"which" as object of an infinitival relative clause

Stahlke, Herbert F.W. hstahlke at bsu.edu
Mon Nov 3 17:46:15 UTC 2003


There's been some discussion of infinitival relatives on the Assembly for the Teaching of English Grammar list, an offshoot of NCTE.  The question that has arisen is whether infinitival relatives can have "which" as a direct object, as in 

1. ?*I bought a new Jeep which to drive.

which I find pretty awful.  It works fine if "which" is the object of a preposition 

2. I bought a new Jeep with which to drive to Alaska.  

But with a stranded preposition, 2 goes sour.

2a. *I bought a new Jeep which to drive to Alaska with.

I can get something pretty awkward like 

3. I bought that new Jeep, which to drive has turned out to be expensive.  

but that's as a non-restrictive.  With "that" I can get, using a resumptive pronoun, 

4. I bought a new Jeep that to drive it is turning out to be expensive.  

But I can't get "that" in 

5. *I bought a new Jeep that to drive to Alaska with.

although 6 is fine.

6. I bought a new Jeep to drive to Alaska with.

The difference in between 4 and 5 is probably that 4 contains a finite clause and 5 doesn't, hence the dropping of "that".

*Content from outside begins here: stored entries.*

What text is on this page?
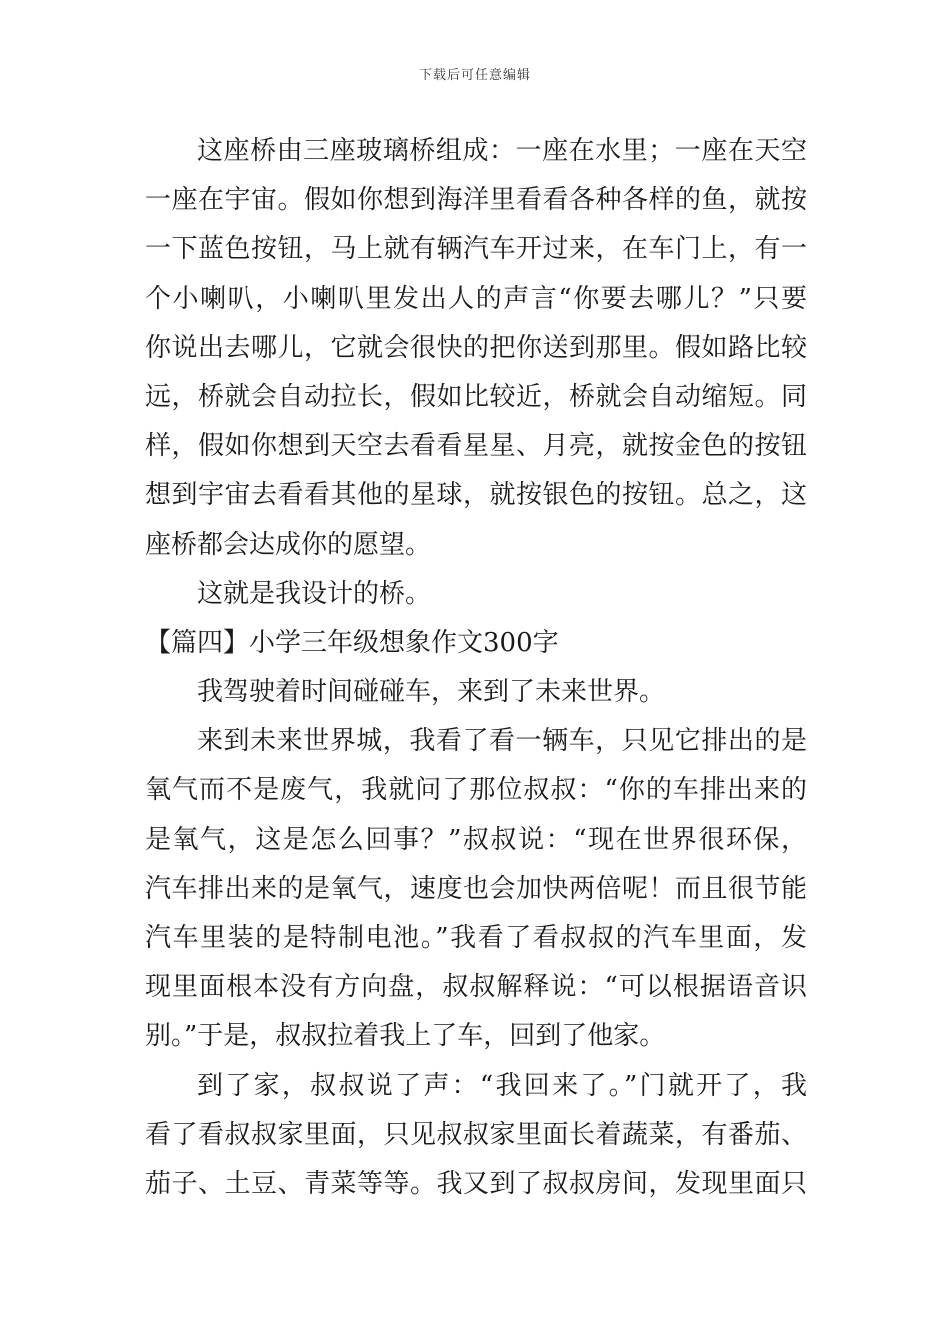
下载后可任意编辑
这座桥由三座玻璃桥组成：一座在水里；一座在天空
一座在宇宙。假如你想到海洋里看看各种各样的鱼，就按
一下蓝色按钮，马上就有辆汽车开过来，在车门上，有一
个小喇叭，小喇叭里发出人的声言“你要去哪儿？”只要
你说出去哪儿，它就会很快的把你送到那里。假如路比较
远，桥就会自动拉长，假如比较近，桥就会自动缩短。同
样，假如你想到天空去看看星星、月亮，就按金色的按钮
想到宇宙去看看其他的星球，就按银色的按钮。总之，这
座桥都会达成你的愿望。
这就是我设计的桥。
【篇四】小学三年级想象作文300字
我驾驶着时间碰碰车，来到了未来世界。
来到未来世界城，我看了看一辆车，只见它排出的是
氧气而不是废气，我就问了那位叔叔：“你的车排出来的
是氧气，这是怎么回事？”叔叔说：“现在世界很环保，
汽车排出来的是氧气，速度也会加快两倍呢！而且很节能
汽车里装的是特制电池。”我看了看叔叔的汽车里面，发
现里面根本没有方向盘，叔叔解释说：“可以根据语音识
别。”于是，叔叔拉着我上了车，回到了他家。
到了家，叔叔说了声：“我回来了。”门就开了，我
看了看叔叔家里面，只见叔叔家里面长着蔬菜，有番茄、
茄子、土豆、青菜等等。我又到了叔叔房间，发现里面只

is fine.  "Which" works best as the object of a preposition (2).  3 and 4 are pretty bad, (5) is out, but 6 is fine.  I've checked Quirk and Biber on this without much success, and one of my GAs is currently using my Huddleston&Pullum, so I don't know what they have to offer on it.  Is "that" disallowed because the clause is non-finite?  Why would "which" be okay then, since it too has a subordinating conjunction role in relatives?  Why no prep-stranding with "which"?